Manovra 2025, verso aumento pensioni minime a 621 euro
Il testo dovrebbe entro breve essere trasmesso al Quirinale e poi approdare alla Camera. Giorgetti: «Taglio cuneo per 1,3 milioni lavoratori in più»
3' di lettura
3' di lettura
Le pensioni minime nel 2025 dovrebbero aumentare del 2,7% rispetto al trattamento minimo prima della maggiorazione (598,61 euro) e dell’1% dell’inflazione del 2024: arriverà così - secondo alcune fonti - a 620,92 euro rispetto ai 614,77 di quest’anno. Secondo quanto spiegano fonti vicine al dossier manovra dovrebbe quindi essere confermato l’intervento fissato per il 2024 che prevedeva un incremento del 2,7%. Nella manovra inoltre dovrebbe essere introdotta la possibilità di usare i fondi integrativi alimentati con il Tfr per consentire di andare in pensione a coloro che non hanno raggiunto l’importo dell’assegno sociale con il sistema contributivo e andare così in pensione di vecchiaia a 67 anni.
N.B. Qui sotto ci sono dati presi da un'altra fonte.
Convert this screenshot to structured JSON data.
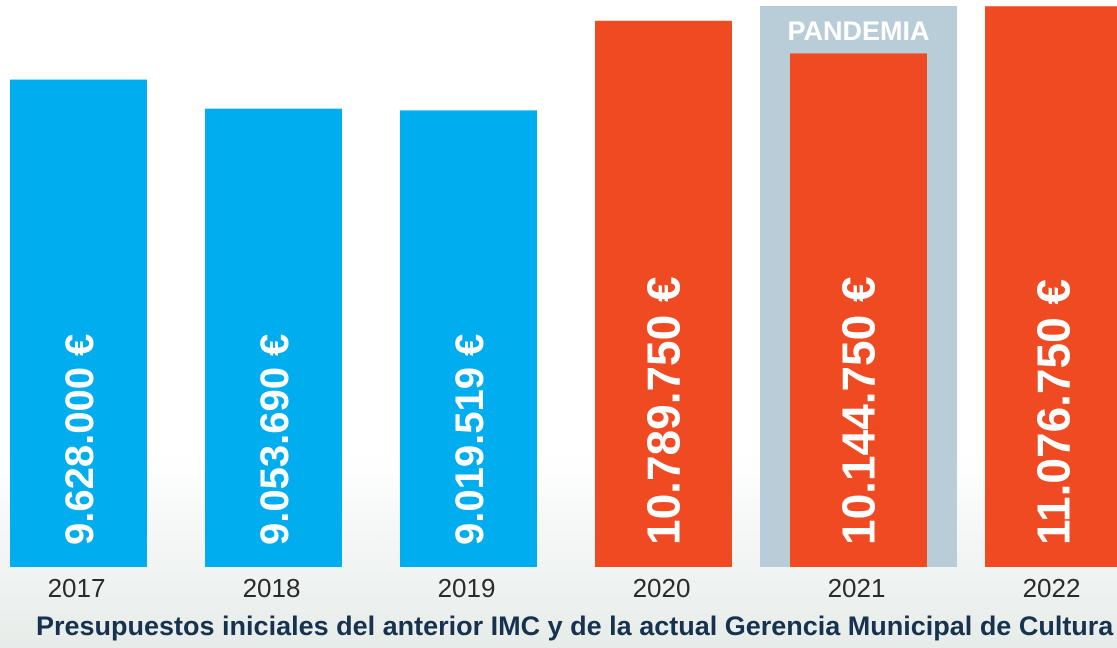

Il testo della legge di bilancio dovrebbe entro breve essere trasmesso al Quirinale e poi approdare alla Camera per iniziare il percorso parlamentare.
Intervento sulle pensioni minime, interessati oltre 1,8 milioni di assegni
L’intervento sulle pensioni minime dovrebbe riguardare oltre 1,8 milioni di assegni. L’aumento del 2,7% che era stato deciso per il 2024 non viene quindi annullato (per evitare che gli assegni di fatto si riducano) ma prorogato anche per il 2025. Il trattamento minimo prima dell’incremento (598,61 euro) avrà quindi l’incremento dell’inflazione (1% al momento), arrivando a 604,6 euro. Su questi 604,60 sarà calcolato il 2,7% per arrivare così a 620,92 euro euro. In pratica si mantiene l’incremento avuto l’anno scorso e oltre a questo si recupera l’inflazione.
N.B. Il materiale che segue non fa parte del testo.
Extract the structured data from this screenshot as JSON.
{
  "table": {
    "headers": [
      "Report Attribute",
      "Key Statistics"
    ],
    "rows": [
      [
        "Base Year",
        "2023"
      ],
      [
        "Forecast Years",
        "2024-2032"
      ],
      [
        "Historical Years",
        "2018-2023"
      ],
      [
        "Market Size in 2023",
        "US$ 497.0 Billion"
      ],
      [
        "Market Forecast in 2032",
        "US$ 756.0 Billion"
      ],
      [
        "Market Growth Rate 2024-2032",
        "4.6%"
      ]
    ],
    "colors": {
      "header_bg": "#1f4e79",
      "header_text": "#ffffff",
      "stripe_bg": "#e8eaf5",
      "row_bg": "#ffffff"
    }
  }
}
Confermate le regole per accedere a Ape sociale, Opzione donna e Quota 103
Dovrebbero poi essere confermate le regole previste a partire da quest’anno per l’accesso a Ape sociale, Opzione donna e Quota 103. In particolare per l’ultima misura la stretta sulle regole, ovvero il calcolo interamente contributivo per l’assegno, il limite di quattro volte il trattamento minimo fino all’arrivo all’età di vecchiaia e l’allungamento delle finestre mobili, i ha fatto sì che le richieste crollassero.
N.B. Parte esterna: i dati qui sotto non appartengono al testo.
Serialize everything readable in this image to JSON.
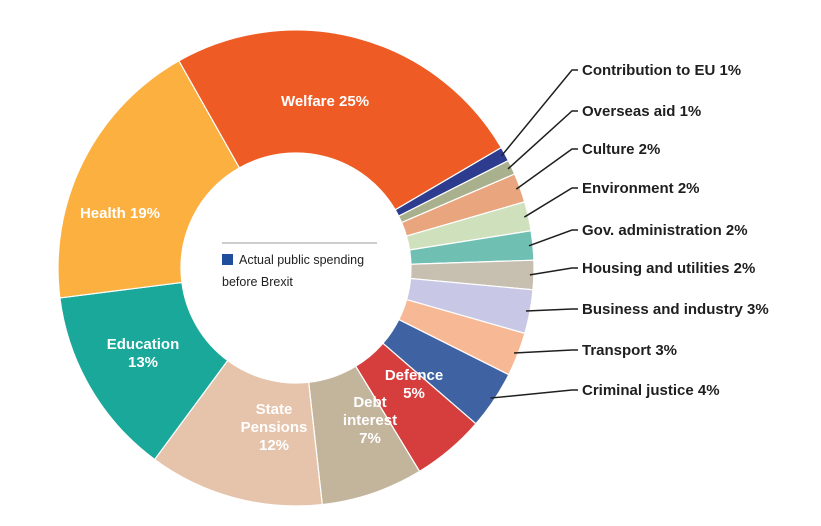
{
  "chart_data": {
    "type": "pie",
    "legend": {
      "label_line1": "Actual public spending",
      "label_line2": "before Brexit",
      "color": "#1f4e9c"
    },
    "slices": [
      {
        "label": "Welfare 25%",
        "value": 25,
        "color": "#ef5b24"
      },
      {
        "label": "Contribution to EU 1%",
        "value": 1,
        "color": "#2e3c8f"
      },
      {
        "label": "Overseas aid 1%",
        "value": 1,
        "color": "#a8b08e"
      },
      {
        "label": "Culture 2%",
        "value": 2,
        "color": "#e9a57d"
      },
      {
        "label": "Environment 2%",
        "value": 2,
        "color": "#cfe0bd"
      },
      {
        "label": "Gov. administration 2%",
        "value": 2,
        "color": "#6fbfb2"
      },
      {
        "label": "Housing and utilities 2%",
        "value": 2,
        "color": "#c7bfaf"
      },
      {
        "label": "Business and industry 3%",
        "value": 3,
        "color": "#c8c8e6"
      },
      {
        "label": "Transport 3%",
        "value": 3,
        "color": "#f7b896"
      },
      {
        "label": "Criminal justice 4%",
        "value": 4,
        "color": "#3f63a2"
      },
      {
        "label": "Defence 5%",
        "value": 5,
        "color": "#d63e3e"
      },
      {
        "label": "Debt interest 7%",
        "value": 7,
        "color": "#c3b59c"
      },
      {
        "label": "State Pensions 12%",
        "value": 12,
        "color": "#e6c4ac"
      },
      {
        "label": "Education 13%",
        "value": 13,
        "color": "#19a89a"
      },
      {
        "label": "Health 19%",
        "value": 19,
        "color": "#fbb040"
      }
    ]
  }
}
La possibilità di usare i fondi integrativi per arrivare all’importo dell’assegno sociale necessario per andar in pensione di vecchiaia a 67 anni per chi ha versato contributi solo a partire dal 1996 ed è quindi interamente nel calcolo contributivo che dovrebbe essere introdotta nella manovra riguarderà probabilmente pochissime persone dato che proprio chi ha stipendi più bassi tende a iscriversi meno alla previdenza integrativa.